Executioners were often linked to corpse medicine, and it wasn’t uncommon for them to do double duty as bringer-of-death and healer-of-the-poor, selling pints of warm blood from the recently dead. The last instance of someone trying to drink the blood of an executed criminal happened in 1908 in Germany. And hey, look on the bright side — you might hate your doctor, but at least he’ll send you to a pharmacist instead of a hanging to get your medicine.
The whole 19th century was defined by a British obsession with all things Egyptian, and you can still see the traces of Egypt-o-mania reflected in the era’s architecture. Mummies were front and center when it came to the Victorians’ weird fetish, and it wasn’t enough to do something normal like put them in a museum. According to The Journal of Art in Society, paint-makers used ground-up mummies as one of the ingredients in brown paint aptly named Mummy Brown. It was hugely popular throughout the Victorian era, even though some people thought turning mummies into the paint was wrong while others said it made for poor quality paint, because of priorities.
There were other weird things mummies were used for, too. In 2007, a forensic scientist tested the contents of a jar found in a Victorian-era Paris pharmacy (via the BBC). The label identified the contents as the remains of Joan of Arc, and while that seemed unlikely, the test results found something even more unlikely: it was made of the mummy, dating back to some time between the third and seventh centuries BC. It was likely “prepared” not long before it was “found.”
They were also used as advertising draws. In 1886, a mummy proclaimed to be the very same Pharaoh’s daughter that had saved the life of baby Moses was put on display in a candy store in Chicago because there’s nothing quite like a mummy watching you as you pick out your bonbons and lollies.
When we start talking about the worst things you could find in the foodstuffs of Victorian England, we’re not even going to get into sanitation…aside from saying it wasn’t uncommon for bakers to knead the dough using their feet, because that needs a mention. Let’s talk about the stuff they used to put into food on purpose.
The Royal Society of Chemistry says food safety and industry regulation really got its start in the Victorian era, thanks to the tendency to use potentially deadly additives. Chalk and alum were sometimes added to the dough to make bread whiter, and it wasn’t unheard of to have things like pipe clay, plaster of Paris, or sawdust added to the mix. Brewers sometimes added strychnine to their beer so they could cut back on hops, and the lead was all over.
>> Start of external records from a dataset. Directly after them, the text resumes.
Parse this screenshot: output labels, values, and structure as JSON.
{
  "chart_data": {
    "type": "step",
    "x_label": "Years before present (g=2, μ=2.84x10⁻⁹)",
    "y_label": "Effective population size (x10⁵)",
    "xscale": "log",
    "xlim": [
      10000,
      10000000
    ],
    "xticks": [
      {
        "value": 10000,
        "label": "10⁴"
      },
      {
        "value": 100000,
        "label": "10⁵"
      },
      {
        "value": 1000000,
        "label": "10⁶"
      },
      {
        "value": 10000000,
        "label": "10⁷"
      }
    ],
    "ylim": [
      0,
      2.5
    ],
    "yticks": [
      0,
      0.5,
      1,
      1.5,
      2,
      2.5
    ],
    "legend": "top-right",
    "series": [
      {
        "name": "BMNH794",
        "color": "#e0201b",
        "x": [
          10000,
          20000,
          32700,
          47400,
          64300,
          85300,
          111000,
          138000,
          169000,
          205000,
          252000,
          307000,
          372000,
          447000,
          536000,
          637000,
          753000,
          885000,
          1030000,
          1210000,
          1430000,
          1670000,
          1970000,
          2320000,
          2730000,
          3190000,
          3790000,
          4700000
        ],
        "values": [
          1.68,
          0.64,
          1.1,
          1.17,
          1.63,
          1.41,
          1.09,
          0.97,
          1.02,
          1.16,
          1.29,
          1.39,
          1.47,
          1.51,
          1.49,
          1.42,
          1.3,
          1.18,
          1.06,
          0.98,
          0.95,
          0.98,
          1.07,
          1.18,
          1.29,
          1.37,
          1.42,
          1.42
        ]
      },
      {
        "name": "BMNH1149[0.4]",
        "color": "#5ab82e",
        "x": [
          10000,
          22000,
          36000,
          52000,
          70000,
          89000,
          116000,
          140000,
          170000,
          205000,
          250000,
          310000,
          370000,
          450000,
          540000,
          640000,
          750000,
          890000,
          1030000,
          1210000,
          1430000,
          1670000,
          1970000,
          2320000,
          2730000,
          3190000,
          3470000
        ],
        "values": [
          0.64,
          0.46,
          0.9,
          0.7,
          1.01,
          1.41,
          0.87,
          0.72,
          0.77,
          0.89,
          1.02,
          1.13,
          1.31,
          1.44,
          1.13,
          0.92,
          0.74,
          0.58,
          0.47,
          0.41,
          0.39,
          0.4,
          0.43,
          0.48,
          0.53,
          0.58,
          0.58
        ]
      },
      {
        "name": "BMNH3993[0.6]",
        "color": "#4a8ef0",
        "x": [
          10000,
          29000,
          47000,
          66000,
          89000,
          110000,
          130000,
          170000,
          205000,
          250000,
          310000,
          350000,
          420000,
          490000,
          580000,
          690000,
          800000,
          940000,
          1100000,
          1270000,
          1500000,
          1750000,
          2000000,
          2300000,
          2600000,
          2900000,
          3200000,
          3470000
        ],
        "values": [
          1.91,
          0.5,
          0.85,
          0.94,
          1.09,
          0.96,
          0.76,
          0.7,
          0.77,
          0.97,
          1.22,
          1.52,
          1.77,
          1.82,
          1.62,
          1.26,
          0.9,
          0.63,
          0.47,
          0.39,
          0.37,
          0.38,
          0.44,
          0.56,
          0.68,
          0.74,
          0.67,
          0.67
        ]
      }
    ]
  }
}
Professor Anthony S. Wohl of Vassar College says red lead was used to color Gloucester cheese and was added to cider, mustard, wine, sugars, and candies. Copper sulfates were used in preserving fruit, jams, and wine, mercury was used in candies, and let’s talk about ice cream, which University of Tasmania professor Dr. Bruce Rosen says got popular in the 1880s. The stuff you’d get on the street sometimes wasn’t made with milk, but just a water-and-chalk mixture. As if you didn’t have enough to worry about with all cholera, typhoid, and diphtheria…your food was just making it worse.